『ザ・ノンフィクション』に自ら出演し話題に…「人殺しの息子と呼ばれて」北九州・連続監禁殺人事件。実行犯の母親が語る、息子への思いとは?

社会

2017/12/28

『消された一家 北九州・連続監禁殺人事件(新潮文庫)』(豊田正義/新潮社)

「いま思うと、すべてが異常でした。いまの私は、あの当時の自分が信じられません。どうしてあんなことができたのだろうと思いますが、私が自分で犯した罪には違いありません」

 一家7人が凄惨なる殺し合いを行った北九州連続監禁殺人事件。その公判のなかで、実行犯である緒方純子が語った言葉である。松永太という1人の男の巧みな話術と虐待によって引き起こされた事件の真相が明らかになればなるほど、日本中がその異常性に震撼した。いま、本事件の主犯である松永と内縁の妻である緒方の長男が、フジテレビのドキュメンタリー番組『ザ・ノンフィクション』に自ら出演したことで、話題となっている。

 事件の概要を簡単に説明すると、主犯の松永は言葉巧みに緒方純子、純子の両親と妹夫婦に近づき、信用させて洗脳。アパートの一室に妹夫婦の子ども2人も含めて緒方一家を監禁し、通電という電気ショックを与える虐待によって全員を支配下においた。食事や排泄も制限し、ルールを破ったと言いがかりをつけては虐待を繰り返した。さらには家族間で互いを監視、密告させあうことでそれぞれを疑心暗鬼の状態におき、家族同士で殺害、遺体を解体するまで仕向けたのである。しかも一連の凶行で、松永は自身の手を一切汚さなかったのだ。

 前代未聞の事件。その犯人を親に持つ息子は、一体どのような人生を歩んできたのか? 『ザ・ノンフィクション』のなかで息子は、自身が松永に受けた虐待や、学校にも行かず狭い一室で一日中過ごしていたこと、偽名を与えられていたこと、解体した遺体の一部を鍋で煮込んでいた様、など記憶の断片を話した。両親の逮捕後は施設に預けられ、荒れた思春期を過ごしたことなども語られている。事件の全貌を理解したときの、彼の気持ちを想像することは難しい。しかし自分にも松永のDNAが流れていると怖くなるときがあった…といった発言には、凶悪犯を親に持つ子供の苦悩が見えた。

 一方、松永と緒方にとって子供はどのような存在だったのだろうか? 本事件について克明に記されたノンフィクション『消された一家 北九州・連続監禁殺人事件(新潮文庫)』(豊田正義/新潮社)を読むと、松永と緒方の関係がより強固なものになった要因の一つに、「子供」の存在があったことがわかる。もともと幼稚園に勤め、子供好きだった緒方は、松永に認知してもらえなくても子供を産んで育てようと決意していた。それほど待望の妊娠、出産だったのだ。しかし松永は、その子供すらも利用しようとする。

「しかし松永にかかると子供さえも支配の道具にされてしまう。まず彼は『自分らが捕まって犯罪者の子供になるくらいなら逃げたほうがいい』と繰り返し主張した。
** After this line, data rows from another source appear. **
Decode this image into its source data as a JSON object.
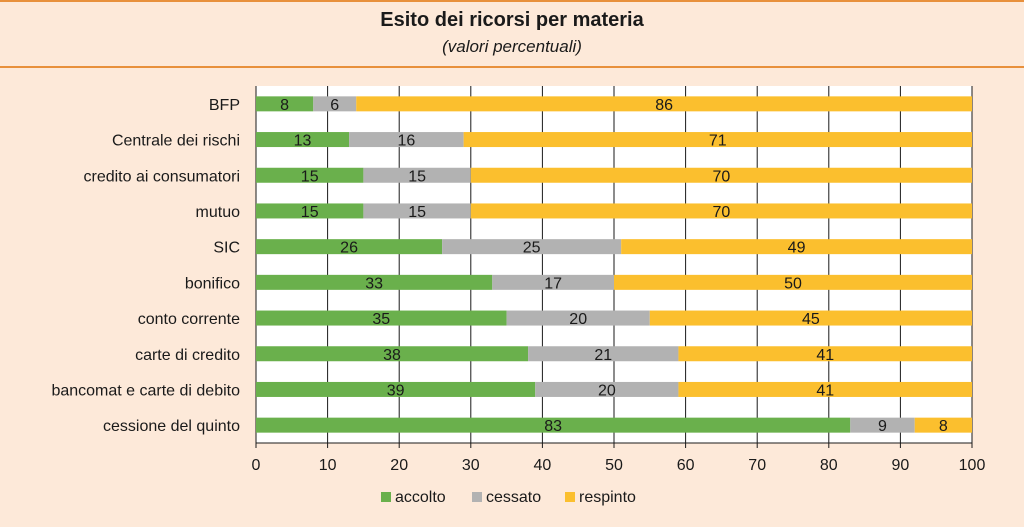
{
  "chart_data": {
    "type": "bar",
    "orientation": "horizontal",
    "stacked": true,
    "title": "Esito dei ricorsi per materia",
    "subtitle": "(valori percentuali)",
    "categories": [
      "BFP",
      "Centrale dei rischi",
      "credito ai consumatori",
      "mutuo",
      "SIC",
      "bonifico",
      "conto corrente",
      "carte di credito",
      "bancomat e carte di debito",
      "cessione del quinto"
    ],
    "series": [
      {
        "name": "accolto",
        "color": "#6ab04c",
        "values": [
          8,
          13,
          15,
          15,
          26,
          33,
          35,
          38,
          39,
          83
        ]
      },
      {
        "name": "cessato",
        "color": "#b2b2b2",
        "values": [
          6,
          16,
          15,
          15,
          25,
          17,
          20,
          21,
          20,
          9
        ]
      },
      {
        "name": "respinto",
        "color": "#fbbf2e",
        "values": [
          86,
          71,
          70,
          70,
          49,
          50,
          45,
          41,
          41,
          8
        ]
      }
    ],
    "xlim": [
      0,
      100
    ],
    "xticks": [
      0,
      10,
      20,
      30,
      40,
      50,
      60,
      70,
      80,
      90,
      100
    ],
    "grid": true,
    "legend": "bottom"
  }
}
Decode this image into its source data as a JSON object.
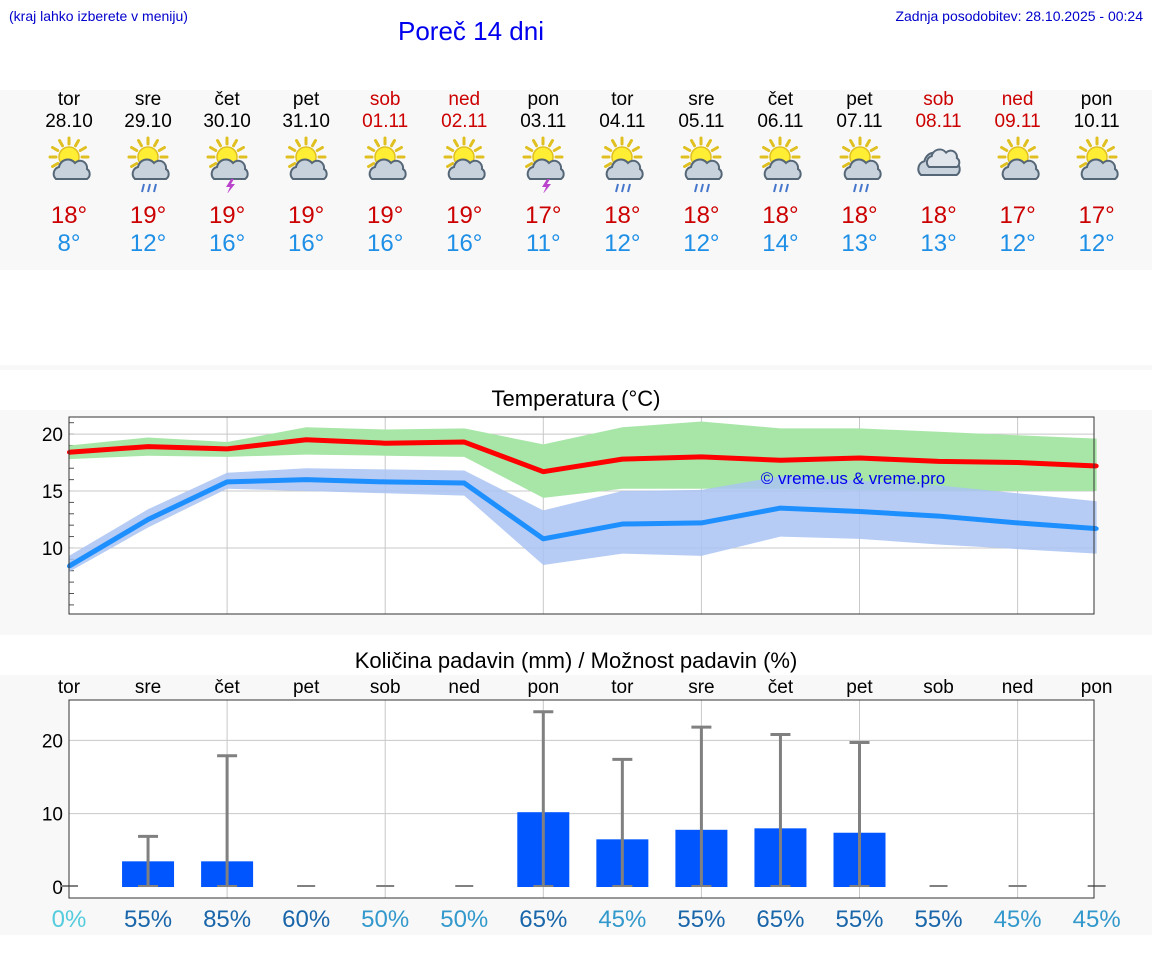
{
  "header": {
    "hint": "(kraj lahko izberete v meniju)",
    "title": "Poreč 14 dni",
    "updated": "Zadnja posodobitev: 28.10.2025 - 00:24"
  },
  "colors": {
    "max_line": "#ff0000",
    "max_band": "#a8e6a8",
    "min_line": "#1e8fff",
    "min_band": "#a9c3f2",
    "bar": "#0055ff",
    "whisker": "#808080"
  },
  "days": [
    {
      "name": "tor",
      "date": "28.10",
      "weekend": false,
      "icon": "sun-cloud",
      "tmax": "18°",
      "tmin": "8°"
    },
    {
      "name": "sre",
      "date": "29.10",
      "weekend": false,
      "icon": "sun-cloud-rain",
      "tmax": "19°",
      "tmin": "12°"
    },
    {
      "name": "čet",
      "date": "30.10",
      "weekend": false,
      "icon": "sun-thunder",
      "tmax": "19°",
      "tmin": "16°"
    },
    {
      "name": "pet",
      "date": "31.10",
      "weekend": false,
      "icon": "sun-cloud",
      "tmax": "19°",
      "tmin": "16°"
    },
    {
      "name": "sob",
      "date": "01.11",
      "weekend": true,
      "icon": "sun-cloud",
      "tmax": "19°",
      "tmin": "16°"
    },
    {
      "name": "ned",
      "date": "02.11",
      "weekend": true,
      "icon": "sun-cloud",
      "tmax": "19°",
      "tmin": "16°"
    },
    {
      "name": "pon",
      "date": "03.11",
      "weekend": false,
      "icon": "sun-thunder",
      "tmax": "17°",
      "tmin": "11°"
    },
    {
      "name": "tor",
      "date": "04.11",
      "weekend": false,
      "icon": "sun-cloud-rain",
      "tmax": "18°",
      "tmin": "12°"
    },
    {
      "name": "sre",
      "date": "05.11",
      "weekend": false,
      "icon": "sun-cloud-rain",
      "tmax": "18°",
      "tmin": "12°"
    },
    {
      "name": "čet",
      "date": "06.11",
      "weekend": false,
      "icon": "sun-cloud-rain",
      "tmax": "18°",
      "tmin": "14°"
    },
    {
      "name": "pet",
      "date": "07.11",
      "weekend": false,
      "icon": "sun-cloud-rain",
      "tmax": "18°",
      "tmin": "13°"
    },
    {
      "name": "sob",
      "date": "08.11",
      "weekend": true,
      "icon": "cloud",
      "tmax": "18°",
      "tmin": "13°"
    },
    {
      "name": "ned",
      "date": "09.11",
      "weekend": true,
      "icon": "sun-cloud",
      "tmax": "17°",
      "tmin": "12°"
    },
    {
      "name": "pon",
      "date": "10.11",
      "weekend": false,
      "icon": "sun-cloud",
      "tmax": "17°",
      "tmin": "12°"
    }
  ],
  "chart_data": [
    {
      "type": "line",
      "title": "Temperatura (°C)",
      "watermark": "© vreme.us & vreme.pro",
      "ylim": [
        4.2,
        21.5
      ],
      "yticks": [
        "10",
        "15",
        "20"
      ],
      "grid": true,
      "x": [
        0,
        1,
        2,
        3,
        4,
        5,
        6,
        7,
        8,
        9,
        10,
        11,
        12,
        13
      ],
      "series": [
        {
          "values": [
            18.4,
            18.9,
            18.7,
            19.5,
            19.2,
            19.3,
            16.7,
            17.8,
            18.0,
            17.7,
            17.9,
            17.6,
            17.5,
            17.2
          ],
          "band_low": [
            17.8,
            18.1,
            18.0,
            18.2,
            18.1,
            18.0,
            14.4,
            15.2,
            15.2,
            15.2,
            15.1,
            15.0,
            15.0,
            15.0
          ],
          "band_high": [
            19.0,
            19.7,
            19.3,
            20.6,
            20.4,
            20.5,
            19.1,
            20.6,
            21.1,
            20.5,
            20.5,
            20.2,
            19.9,
            19.6
          ]
        },
        {
          "values": [
            8.4,
            12.5,
            15.8,
            16.0,
            15.8,
            15.7,
            10.8,
            12.1,
            12.2,
            13.5,
            13.2,
            12.8,
            12.2,
            11.7
          ],
          "band_low": [
            7.9,
            11.8,
            15.2,
            15.0,
            14.8,
            14.6,
            8.5,
            9.5,
            9.3,
            11.0,
            10.8,
            10.3,
            9.9,
            9.5
          ],
          "band_high": [
            9.3,
            13.4,
            16.6,
            17.0,
            16.9,
            16.8,
            13.3,
            15.0,
            15.1,
            16.3,
            15.9,
            15.5,
            14.8,
            14.1
          ]
        }
      ]
    },
    {
      "type": "bar",
      "title": "Količina padavin (mm) / Možnost padavin (%)",
      "categories": [
        "tor",
        "sre",
        "čet",
        "pet",
        "sob",
        "ned",
        "pon",
        "tor",
        "sre",
        "čet",
        "pet",
        "sob",
        "ned",
        "pon"
      ],
      "values": [
        0,
        3.5,
        3.5,
        0,
        0,
        0,
        10.2,
        6.5,
        7.8,
        8.0,
        7.4,
        0,
        0,
        0
      ],
      "whisker_high": [
        0,
        6.9,
        17.9,
        0,
        0,
        0,
        23.9,
        17.4,
        21.8,
        20.8,
        19.7,
        0,
        0,
        0
      ],
      "probabilities": [
        "0%",
        "55%",
        "85%",
        "60%",
        "50%",
        "50%",
        "65%",
        "45%",
        "55%",
        "65%",
        "55%",
        "55%",
        "45%",
        "45%"
      ],
      "probability_colors": [
        "#55ccdd",
        "#1a66aa",
        "#1a66aa",
        "#1a66aa",
        "#3399cc",
        "#3399cc",
        "#1a66aa",
        "#3399cc",
        "#1a66aa",
        "#1a66aa",
        "#1a66aa",
        "#1a66aa",
        "#3399cc",
        "#3399cc"
      ],
      "ylim": [
        -1.5,
        25.5
      ],
      "yticks": [
        "0",
        "10",
        "20"
      ],
      "grid": true
    }
  ]
}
母親は『子供のために』というフレーズに弱いものだが、純子も例外ではなく『そういわれると、子供が生まれるから自首をして身を潔白にしたいという気持ちより、時効まで松永といっしょに逃げ続けようという気持ちのほうが強くなりました』と語っている」(p.84-85)

 逮捕後も、松永は「子供のために黙秘しろ」というメッセージを緒方に送るなど、子供の存在をちらつかせて緒方を支配しようとしていた。

 また、初めての遺体解体作業時、なんと緒方は松永の2人目の子供を身ごもっていた。出産予定日間近の身重の体で、包丁やノコギリで身体を切断し死体をバラバラにするという作業を行っていたのだ。そして切断部分を家庭用鍋に入れて煮込み、柔らかくなった肉片をミキサーにかけ、粉々にした骨や歯を味噌と一緒に団子にして固め、フェリー船上から海に投げ、隠滅をはかったという。このあたりのことは『ザ・ノンフィクション』の番組内で、その様を見ていたことを息子も証言している。子供を守らねば、お腹のなかの胎児を守らねばという不安が緒方には常にあった。そこを松永に利用された側面も大いにあっただろう。

 緒方は、公判の最終意見陳述でこう述べている。

「私には二人の子どもがおります。これから一生を通し、広く世間の皆様に育てていただくことになります。彼らが生きて行く社会がより良いものであってほしい。そして、その思いは今、すべての子供達に向かっております」(p. 293)

 2011年、最高裁で松永の死刑判決が確定。緒方は無期懲役が確定した。生きて罪を償い続ける緒方は、今後、息子とどのように向き合っていくのだろうか。